George Floyd

Four Years After George Floyd’s Murder, Police Reform Efforts Stall Amidst Ongoing Brutality

The momentum that was generated by Floyd’s murder has disappeared as legislative efforts languish.

The murder of George Floyd by Minneapolis Police Department officer Derek Chauvin in 2020 was allegedly a transformative moment in the history of America. However, four years later, the country seems eager to follow its usual pattern as incidents of police brutality against Black individuals continue. The social justice legislation in his name, the George Floyd Justice in Policing Act, has yet to move forward.

As Reuters reports, the momentum generated by Floyd’s murder, as well as others that year, like Breonna Taylor and Stephen Clark, has disappeared as legislative efforts have borne no fruit. Community advocates and family survivors of victims of police violence remain frustrated by what they describe as the stilted progress of the summer of 2020. 

Stevante Clark, Stephen Clark’s brother, told Reuters that he does not believe the Biden administration has aggressively pursued justice for his brother or George Floyd. 

“You can’t honor the life and legacy of George Floyd without passing comprehensive policy and legislative change to prevent George Floyds from happening,” Clark said. “I don’t think the Biden administration has been aggressive enough when it comes to this crisis — and this is not just a Black fight — this is for everybody. People have become desensitized by police murder.”

The Biden administration reiterated its desire on May 24 for Congress to take action on the George Floyd Justice in Policing Act, which was introduced in 2021 to address aggressive actions from law enforcement officers, misconduct, and racial bias. The bill stalled in 2021, which Biden blamed on the tactics of Republicans, and a day before Biden stated, “I will continue to urge Congress to send the George Floyd Justice in Policing Act, which ensures law enforcement accountability, to my desk.” Democratic Congresswoman Sheila Jackson Lee reintroduced the bill. 

Police reform has taken a backseat to concerns like the economy and outbreaks of violence in Ukraine and Gaza. While not seemingly a concern nationally, police reform remains a central focus of Black voters.

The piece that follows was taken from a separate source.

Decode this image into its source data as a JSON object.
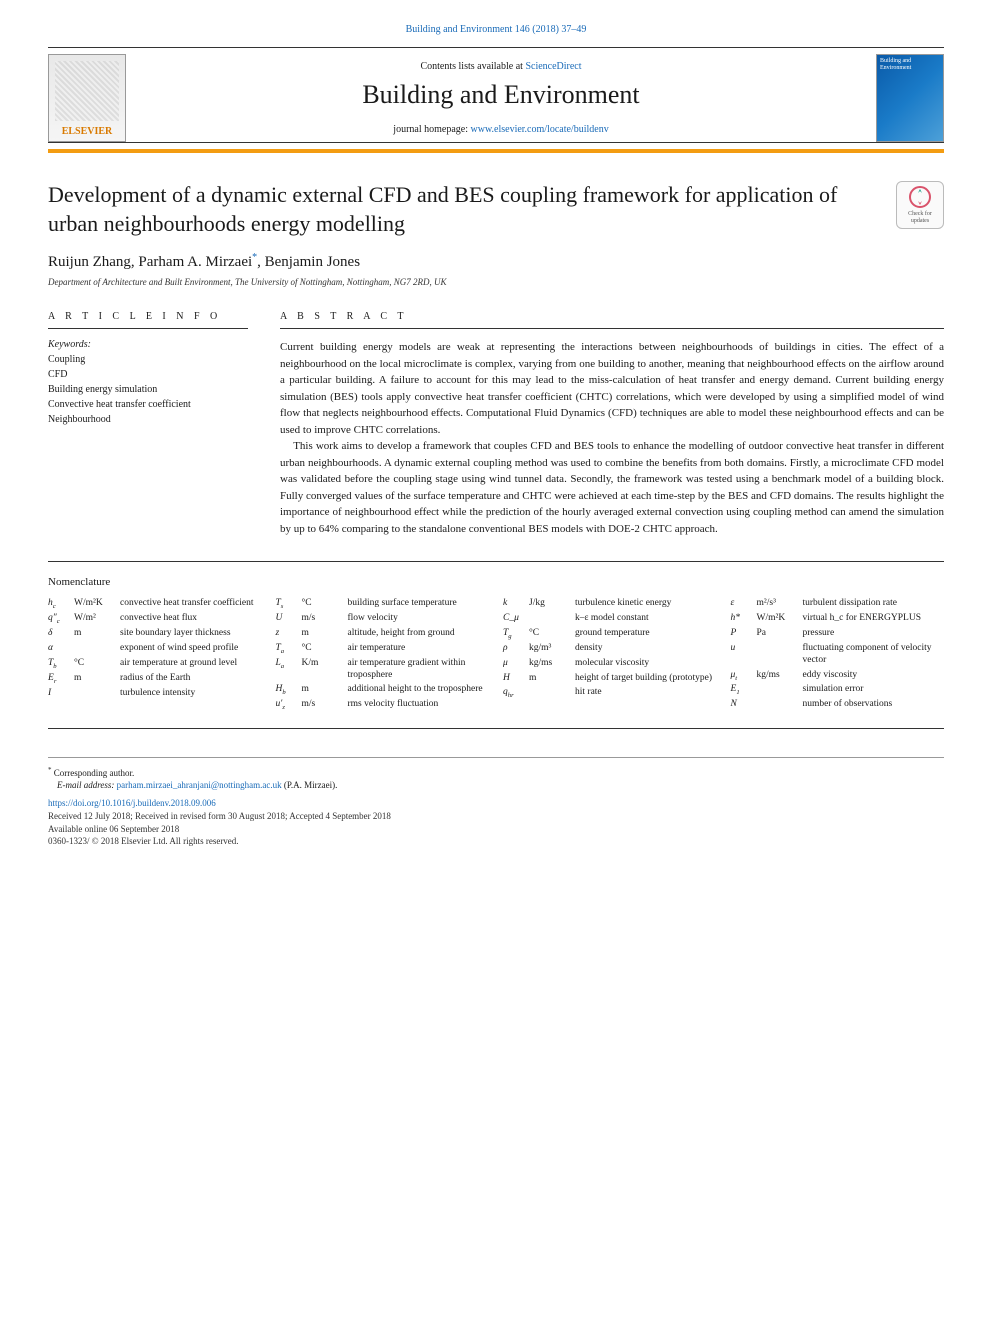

In a piece examining the fall of Baltimore prosecutor Marilyn Mosby, Slate spoke with Phillip Atiba Solomon, a co-founder of the Center for Policing Equality and the chair of African American Studies and professor of psychology at Yale University. Solomon noted that the trajectory of reform follows cycles of backlash, and the current backlash to Floyd’s murder is no exception.

“There was great appetite for the changes of scale and scope of the problem in 2020—that appetite died in 2020,” Solomon said. “If we’re looking for progress on any segment of justice, including reform, it should always be seen through the context of cycles of backlash.”

Another bill focused on police reform, The People’s Response Act, was introduced by Rep. Cori Bush in 2023. That bill is supported by The Movement for Black Lives, a national coalition of over 150 leaders and organizations. According to a one-pager published by Bush’s office, the bill is focused on an “inclusive, holistic, and health-centered approach to public safety.”

That bill, experts warn, is expected to face resistance from both Republicans and more centrist Democrats despite its relatively modest aims.

Though the bill was also supported by Black Lives Matter in 2023, Cicely Gay, the board chairwoman of Black Lives Matter, expressed concern that while legislation aimed at reform stalls, families are left to express their frustration at the slow progress of justice. “Our position is that reform is not enough,” Gay said before adding that incremental reform is insufficient for grieving families. “We hear firsthand from many families about not only what they experienced, but the lack of progress, and in making policy change.”